Friday, January 15, 2010

Economics: 15/01/2010: Bank levies

Per FT report today, the US administration is likely to impose a levy on the banking sector to recover. Per President Obama, "every dime" owed by the banks to TARP. The levy will aim to raise $90 billion from the 50 largest institutions in the US, including those with foreign operations in the country (a point that raises the issue of unfavourable treatment of the foreign banks which had no access to TARP and yet are expected to pay for it). 60% of the fee is expected to be generated from the top 10 institutions – another strange feature of the plan that skews the burden of the proposal toward larger banks despite the fact that there is no evidence they benefited disproportionately more from TARP funding. The levy – envisioned for 10 years period – is being set at 15 bps of all insured debt other than deposits and will apply to all institutions with assets over $50 billion. Of course the net effect of the levy will be a higher cost of banking for the end customer.

One can rationally expect the EU to follow the US suit and slap more charges on already stretched taxpayers/consumers.

Bashing the banks is a happy past-time for our commentators, politicos and regulators who have been calling for higher levies on the banks.
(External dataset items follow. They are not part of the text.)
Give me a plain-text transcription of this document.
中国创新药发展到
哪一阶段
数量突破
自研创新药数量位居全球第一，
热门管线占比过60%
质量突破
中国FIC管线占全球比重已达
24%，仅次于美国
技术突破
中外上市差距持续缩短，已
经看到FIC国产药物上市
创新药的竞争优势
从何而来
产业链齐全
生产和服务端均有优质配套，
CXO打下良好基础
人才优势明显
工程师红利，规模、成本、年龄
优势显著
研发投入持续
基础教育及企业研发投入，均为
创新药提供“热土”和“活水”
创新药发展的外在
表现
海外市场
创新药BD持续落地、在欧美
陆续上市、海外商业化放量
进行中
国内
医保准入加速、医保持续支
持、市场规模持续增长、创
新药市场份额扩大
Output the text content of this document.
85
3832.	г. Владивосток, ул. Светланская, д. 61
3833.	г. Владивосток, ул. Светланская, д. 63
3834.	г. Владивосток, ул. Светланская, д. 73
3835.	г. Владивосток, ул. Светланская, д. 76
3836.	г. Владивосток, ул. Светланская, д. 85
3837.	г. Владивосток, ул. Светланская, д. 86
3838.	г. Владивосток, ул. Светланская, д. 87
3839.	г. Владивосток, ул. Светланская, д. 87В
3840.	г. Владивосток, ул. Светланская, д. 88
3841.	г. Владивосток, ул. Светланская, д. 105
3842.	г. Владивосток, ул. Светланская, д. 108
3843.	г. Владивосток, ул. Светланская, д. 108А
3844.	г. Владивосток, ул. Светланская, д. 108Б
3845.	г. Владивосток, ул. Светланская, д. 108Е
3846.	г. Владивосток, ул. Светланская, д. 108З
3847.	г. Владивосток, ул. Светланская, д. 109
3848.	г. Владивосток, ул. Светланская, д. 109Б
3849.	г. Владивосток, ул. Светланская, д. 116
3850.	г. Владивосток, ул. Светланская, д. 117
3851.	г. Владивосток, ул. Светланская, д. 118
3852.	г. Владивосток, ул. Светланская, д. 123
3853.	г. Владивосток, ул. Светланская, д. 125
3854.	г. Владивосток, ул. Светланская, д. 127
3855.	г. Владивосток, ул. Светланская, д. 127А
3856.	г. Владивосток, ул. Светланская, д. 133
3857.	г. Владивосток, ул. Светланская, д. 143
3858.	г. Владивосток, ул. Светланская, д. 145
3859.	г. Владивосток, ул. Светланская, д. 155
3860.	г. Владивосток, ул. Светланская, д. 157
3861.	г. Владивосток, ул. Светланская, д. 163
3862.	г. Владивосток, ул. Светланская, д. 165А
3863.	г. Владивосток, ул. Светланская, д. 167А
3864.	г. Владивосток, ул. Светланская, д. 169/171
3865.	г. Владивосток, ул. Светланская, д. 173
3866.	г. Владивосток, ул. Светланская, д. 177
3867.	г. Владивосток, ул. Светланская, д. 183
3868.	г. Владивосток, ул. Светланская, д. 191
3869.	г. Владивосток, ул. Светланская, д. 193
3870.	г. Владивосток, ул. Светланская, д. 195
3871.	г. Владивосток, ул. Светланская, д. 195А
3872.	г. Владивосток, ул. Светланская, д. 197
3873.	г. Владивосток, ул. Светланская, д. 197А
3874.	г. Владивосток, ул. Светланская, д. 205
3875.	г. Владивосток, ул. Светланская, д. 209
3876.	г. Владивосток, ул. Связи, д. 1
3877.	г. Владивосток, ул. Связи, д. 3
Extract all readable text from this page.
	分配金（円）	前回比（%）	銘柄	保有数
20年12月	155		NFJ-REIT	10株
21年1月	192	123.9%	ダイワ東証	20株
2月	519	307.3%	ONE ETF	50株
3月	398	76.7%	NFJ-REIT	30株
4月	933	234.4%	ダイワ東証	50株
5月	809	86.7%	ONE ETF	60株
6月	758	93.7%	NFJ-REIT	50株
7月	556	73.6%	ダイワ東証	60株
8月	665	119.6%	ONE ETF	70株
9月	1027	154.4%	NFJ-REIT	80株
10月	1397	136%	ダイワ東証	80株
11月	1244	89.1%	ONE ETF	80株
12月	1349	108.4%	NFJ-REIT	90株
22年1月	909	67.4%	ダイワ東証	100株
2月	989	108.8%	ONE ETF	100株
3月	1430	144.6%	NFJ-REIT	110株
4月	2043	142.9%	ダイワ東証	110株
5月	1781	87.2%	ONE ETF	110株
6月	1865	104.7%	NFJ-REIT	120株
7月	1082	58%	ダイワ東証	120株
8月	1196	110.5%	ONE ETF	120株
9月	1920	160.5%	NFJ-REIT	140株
But anyone with economic stability and growth on their mind should really think as to where the money for such levies will be coming at the end.

Irish banks are in no position to pay the Exchequer for any support out of earnings, so it is us – common banks customers and, co-incidentally the taxpayers – who will be tasked with paying DofF the going costs of banks guarantee scheme, Nama and any other levies the Government might impose on the banks.

As one cannot escape this charge on his/her account, it will be an involuntary transfer from the private economy to the state. Care to call it a new tax, then?